How do I combine these tools in a single conservation programme? Begin with eDNA to establish baseline biodiversity across your landscape. Identify priority species and populations, then deploy population genomics to assess genetic diversity, connectivity, and adaptive capacity. Use those data to design translocations, habitat corridors, or managed gene flow. If an invasive species is the primary threat and conventional control has failed, engage with gene-drive researchers to explore feasibility on a 10-plus-year horizon while continuing conventional management in the interim.

Sources

• IPBES. (2024). Global Assessment Report on Biodiversity and Ecosystem Services: 2024 Update. Intergovernmental Science-Policy Platform on Biodiversity and Ecosystem Services.
• Grand View Research. (2025). Conservation Genetics Market Size, Share & Trends Analysis Report, 2025-2030. Grand View Research.
• Deiner, K., Bik, H. M., Mächler, E. et al. (2017). Environmental DNA metasystematics of freshwater ecosystems. Molecular Ecology, 26(21), 5872-5895.

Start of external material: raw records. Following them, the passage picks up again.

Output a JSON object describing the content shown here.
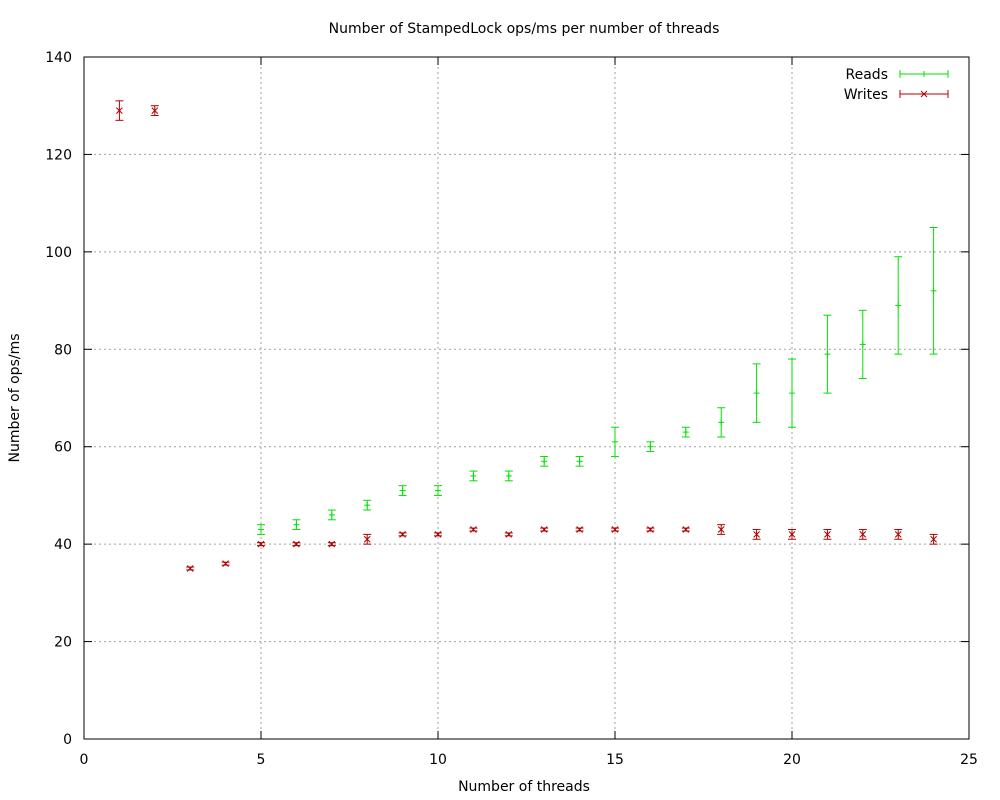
{
  "chart_data": {
    "type": "scatter",
    "title": "Number of StampedLock ops/ms per number of threads",
    "xlabel": "Number of threads",
    "ylabel": "Number of ops/ms",
    "xlim": [
      0,
      25
    ],
    "ylim": [
      0,
      140
    ],
    "xticks": [
      "0",
      "5",
      "10",
      "15",
      "20",
      "25"
    ],
    "yticks": [
      "0",
      "20",
      "40",
      "60",
      "80",
      "100",
      "120",
      "140"
    ],
    "grid": true,
    "legend_position": "top-right",
    "series": [
      {
        "name": "Reads",
        "color": "#00e000",
        "marker": "plus",
        "points": [
          {
            "x": 5,
            "y": 43,
            "ylow": 42,
            "yhigh": 44
          },
          {
            "x": 6,
            "y": 44,
            "ylow": 43,
            "yhigh": 45
          },
          {
            "x": 7,
            "y": 46,
            "ylow": 45,
            "yhigh": 47
          },
          {
            "x": 8,
            "y": 48,
            "ylow": 47,
            "yhigh": 49
          },
          {
            "x": 9,
            "y": 51,
            "ylow": 50,
            "yhigh": 52
          },
          {
            "x": 10,
            "y": 51,
            "ylow": 50,
            "yhigh": 52
          },
          {
            "x": 11,
            "y": 54,
            "ylow": 53,
            "yhigh": 55
          },
          {
            "x": 12,
            "y": 54,
            "ylow": 53,
            "yhigh": 55
          },
          {
            "x": 13,
            "y": 57,
            "ylow": 56,
            "yhigh": 58
          },
          {
            "x": 14,
            "y": 57,
            "ylow": 56,
            "yhigh": 58
          },
          {
            "x": 15,
            "y": 61,
            "ylow": 58,
            "yhigh": 64
          },
          {
            "x": 16,
            "y": 60,
            "ylow": 59,
            "yhigh": 61
          },
          {
            "x": 17,
            "y": 63,
            "ylow": 62,
            "yhigh": 64
          },
          {
            "x": 18,
            "y": 65,
            "ylow": 62,
            "yhigh": 68
          },
          {
            "x": 19,
            "y": 71,
            "ylow": 65,
            "yhigh": 77
          },
          {
            "x": 20,
            "y": 71,
            "ylow": 64,
            "yhigh": 78
          },
          {
            "x": 21,
            "y": 79,
            "ylow": 71,
            "yhigh": 87
          },
          {
            "x": 22,
            "y": 81,
            "ylow": 74,
            "yhigh": 88
          },
          {
            "x": 23,
            "y": 89,
            "ylow": 79,
            "yhigh": 99
          },
          {
            "x": 24,
            "y": 92,
            "ylow": 79,
            "yhigh": 105
          }
        ]
      },
      {
        "name": "Writes",
        "color": "#b00000",
        "marker": "cross",
        "points": [
          {
            "x": 1,
            "y": 129,
            "ylow": 127,
            "yhigh": 131
          },
          {
            "x": 2,
            "y": 129,
            "ylow": 128,
            "yhigh": 130
          },
          {
            "x": 3,
            "y": 35,
            "ylow": 34.7,
            "yhigh": 35.3
          },
          {
            "x": 4,
            "y": 36,
            "ylow": 35.7,
            "yhigh": 36.3
          },
          {
            "x": 5,
            "y": 40,
            "ylow": 39.7,
            "yhigh": 40.3
          },
          {
            "x": 6,
            "y": 40,
            "ylow": 39.7,
            "yhigh": 40.3
          },
          {
            "x": 7,
            "y": 40,
            "ylow": 39.7,
            "yhigh": 40.3
          },
          {
            "x": 8,
            "y": 41,
            "ylow": 40,
            "yhigh": 42
          },
          {
            "x": 9,
            "y": 42,
            "ylow": 41.7,
            "yhigh": 42.3
          },
          {
            "x": 10,
            "y": 42,
            "ylow": 41.7,
            "yhigh": 42.3
          },
          {
            "x": 11,
            "y": 43,
            "ylow": 42.7,
            "yhigh": 43.3
          },
          {
            "x": 12,
            "y": 42,
            "ylow": 41.7,
            "yhigh": 42.3
          },
          {
            "x": 13,
            "y": 43,
            "ylow": 42.7,
            "yhigh": 43.3
          },
          {
            "x": 14,
            "y": 43,
            "ylow": 42.7,
            "yhigh": 43.3
          },
          {
            "x": 15,
            "y": 43,
            "ylow": 42.7,
            "yhigh": 43.3
          },
          {
            "x": 16,
            "y": 43,
            "ylow": 42.7,
            "yhigh": 43.3
          },
          {
            "x": 17,
            "y": 43,
            "ylow": 42.7,
            "yhigh": 43.3
          },
          {
            "x": 18,
            "y": 43,
            "ylow": 42,
            "yhigh": 44
          },
          {
            "x": 19,
            "y": 42,
            "ylow": 41,
            "yhigh": 43
          },
          {
            "x": 20,
            "y": 42,
            "ylow": 41,
            "yhigh": 43
          },
          {
            "x": 21,
            "y": 42,
            "ylow": 41,
            "yhigh": 43
          },
          {
            "x": 22,
            "y": 42,
            "ylow": 41,
            "yhigh": 43
          },
          {
            "x": 23,
            "y": 42,
            "ylow": 41,
            "yhigh": 43
          },
          {
            "x": 24,
            "y": 41,
            "ylow": 40,
            "yhigh": 42
          }
        ]
      }
    ]
  }
}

• NHGRI. (2025). DNA Sequencing Costs: Data from the NHGRI Genome Sequencing Program. National Human Genome Research Institute.
• Target Malaria. (2025). Annual Progress Report: Caged Suppression Trials and Regulatory Pathway Update. Target Malaria Consortium.
• Gates Foundation. (2025). Target Malaria Investment Summary. Bill & Melinda Gates Foundation.
• GBIRd. (2024). Genetic Biocontrol of Invasive Rodents: Programme Update and Cost Projections. GBIRd Partnership.
• Biggs, J., Sheridan, H., et al. (2025). Cost-effectiveness of eDNA surveys for freshwater biodiversity monitoring. Conservation Biology, 39(1), 45-58.
• Sheridan, H., et al. (2024). Scaling eDNA for regulatory species assessments in England. Journal of Applied Ecology, 61(3), 412-425.
• Lou, R. N., Jacobs, A., Wilder, A. P., & Therkildsen, N. O. (2024). Low-coverage whole-genome sequencing for population genomics. Molecular Ecology Resources, 24(1), e13852.
• Harrisson, K. A., et al. (2024). Landscape genomics informs genetic rescue of Leadbeater's possum. Conservation Genetics, 25(2), 289-305.
• California State Water Board. (2025). Statewide eDNA Bioassessment Program: First Year Results. California Environmental Protection Agency.
• ERGA. (2025). European Reference Genome Atlas: Progress Report 2025. European Reference Genome Atlas Consortium.
• National Academies of Sciences, Engineering, and Medicine. (2016). Gene Drives on the Horizon: Advancing Science, Navigating Uncertainty, and Aligning Research with Public Values. National Academies Press.